The bill is co-sponsored by all 14 members of Michigan's congressional delegation, , said a joint press release from Upton and Kildee.
A similar bill was introduced in the Senate by Michigan Sens. Debbie Stabenow and Gary Peter.
The Safe Drinking Water Act Improved Compliance Awareness Act will strengthen requirements to have the U.S. Environmental Protection Agency notify the public when concentrations of lead exceed federal standards, the press release said.
The proposed legislation "requires the EPA to create a strategic plan for handling and improving information flow between water utilities, the states, the EPA, and affected consumers. It also ensures consumer notification when the corrosiveness of water being transported in a lead pipe could leech into public drinking water," the press release said.

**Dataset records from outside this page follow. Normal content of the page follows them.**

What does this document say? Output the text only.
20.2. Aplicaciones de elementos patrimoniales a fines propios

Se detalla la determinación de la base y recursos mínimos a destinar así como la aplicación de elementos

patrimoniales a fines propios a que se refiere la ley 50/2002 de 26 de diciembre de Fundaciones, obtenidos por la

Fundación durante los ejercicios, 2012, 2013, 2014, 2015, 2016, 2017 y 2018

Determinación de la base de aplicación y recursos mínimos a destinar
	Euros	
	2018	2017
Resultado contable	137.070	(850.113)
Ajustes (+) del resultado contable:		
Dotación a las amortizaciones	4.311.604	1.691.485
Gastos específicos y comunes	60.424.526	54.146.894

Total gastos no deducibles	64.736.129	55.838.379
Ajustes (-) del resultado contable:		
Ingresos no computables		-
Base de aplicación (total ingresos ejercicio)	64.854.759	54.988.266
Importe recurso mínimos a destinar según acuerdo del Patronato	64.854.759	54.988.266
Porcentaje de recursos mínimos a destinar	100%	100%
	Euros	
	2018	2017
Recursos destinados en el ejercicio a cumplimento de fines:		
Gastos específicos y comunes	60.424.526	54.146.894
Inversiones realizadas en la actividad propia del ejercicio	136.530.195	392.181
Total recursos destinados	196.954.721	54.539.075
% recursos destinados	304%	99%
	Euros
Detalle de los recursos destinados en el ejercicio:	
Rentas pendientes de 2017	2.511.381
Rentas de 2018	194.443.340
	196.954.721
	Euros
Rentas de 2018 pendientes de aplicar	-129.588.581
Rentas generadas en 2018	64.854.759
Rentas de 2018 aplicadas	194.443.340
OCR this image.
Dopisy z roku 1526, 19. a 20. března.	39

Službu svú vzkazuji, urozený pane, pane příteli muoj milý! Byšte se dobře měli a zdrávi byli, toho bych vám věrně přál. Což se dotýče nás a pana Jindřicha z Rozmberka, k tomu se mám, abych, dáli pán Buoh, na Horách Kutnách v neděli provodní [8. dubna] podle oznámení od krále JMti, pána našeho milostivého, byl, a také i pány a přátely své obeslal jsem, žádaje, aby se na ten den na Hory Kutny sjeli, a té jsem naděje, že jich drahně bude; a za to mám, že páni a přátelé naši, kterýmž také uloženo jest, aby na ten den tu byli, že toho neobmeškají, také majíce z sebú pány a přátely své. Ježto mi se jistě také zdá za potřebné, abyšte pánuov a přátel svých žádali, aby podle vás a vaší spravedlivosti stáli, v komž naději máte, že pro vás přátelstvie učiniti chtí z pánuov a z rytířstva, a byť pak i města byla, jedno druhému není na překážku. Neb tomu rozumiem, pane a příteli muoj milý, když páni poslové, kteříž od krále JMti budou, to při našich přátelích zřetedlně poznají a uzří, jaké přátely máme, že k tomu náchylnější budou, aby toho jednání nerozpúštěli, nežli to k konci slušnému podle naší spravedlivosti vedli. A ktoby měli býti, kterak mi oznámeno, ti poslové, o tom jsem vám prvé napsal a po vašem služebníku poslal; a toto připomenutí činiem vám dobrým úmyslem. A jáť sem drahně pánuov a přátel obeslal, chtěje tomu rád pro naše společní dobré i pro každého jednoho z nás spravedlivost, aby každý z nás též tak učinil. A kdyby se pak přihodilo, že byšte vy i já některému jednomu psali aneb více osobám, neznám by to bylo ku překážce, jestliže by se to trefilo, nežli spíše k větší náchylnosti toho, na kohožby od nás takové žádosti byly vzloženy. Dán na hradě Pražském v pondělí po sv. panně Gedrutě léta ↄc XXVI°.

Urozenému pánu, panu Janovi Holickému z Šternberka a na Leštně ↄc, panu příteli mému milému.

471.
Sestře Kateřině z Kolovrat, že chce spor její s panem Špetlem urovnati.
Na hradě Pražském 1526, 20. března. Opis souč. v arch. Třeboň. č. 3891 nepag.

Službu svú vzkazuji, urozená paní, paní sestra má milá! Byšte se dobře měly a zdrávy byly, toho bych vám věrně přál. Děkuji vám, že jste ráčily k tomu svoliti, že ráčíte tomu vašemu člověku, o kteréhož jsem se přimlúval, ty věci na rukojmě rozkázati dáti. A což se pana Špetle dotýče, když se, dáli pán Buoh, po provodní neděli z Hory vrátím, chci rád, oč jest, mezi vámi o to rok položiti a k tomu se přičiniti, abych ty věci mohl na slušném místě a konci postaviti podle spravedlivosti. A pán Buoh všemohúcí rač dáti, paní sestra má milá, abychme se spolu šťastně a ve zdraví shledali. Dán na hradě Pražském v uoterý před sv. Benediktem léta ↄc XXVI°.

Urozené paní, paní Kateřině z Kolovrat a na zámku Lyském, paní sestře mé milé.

In Flint, the EPA was aware for months of potential issues of high lead levels in drinking water but was rebuff by the Michigan Department of Environmental Quality, according to internal documents that have been recently made public by media outlets.
EPA Administrator Susan Hedman, who oversaw the Midwest region including Michigan, concluded that while the EPA sets water-quality standards, it could not overrule state agencies in enforcing those regulations. She has since been criticized for not being more aggressive to confronting the DEQ.
Hedman announced her resignation late last month and the EPA has said it is reviewing its response to the situation in Flint. The EPA's response was among the topic discussed Wednesday during a Congressional hearing on the Flint water crisis.
"When there are unacceptable levels of lead in people's drinking water, they should immediately be told about it," Kildee said in the press release. "This legislation, supported by Democrats and Republicans, strengthens notification requirements for the public and changes federal law to ensure that people are notified quickly when there are dangerous levels of lead in their drinking water. This is the latest action I'm taking in Congress to promote accountability and help Flint recover from this terrible man-made tragedy."
"What happened in Flint is simply unacceptable at all levels. No amount of regrets or words can actually fix what's broken – we need concrete action," said Upton, who chairs the House Committee on Energy and Commerce.
"Our bipartisan legislation will ensure consumers are not kept in the dark and makes certain the EPA fulfills their fundamental duty to warn the public of high lead levels," Upton said in the press release. "Our efforts now must focus on helping those Flint families who need clean water. We're not letting up."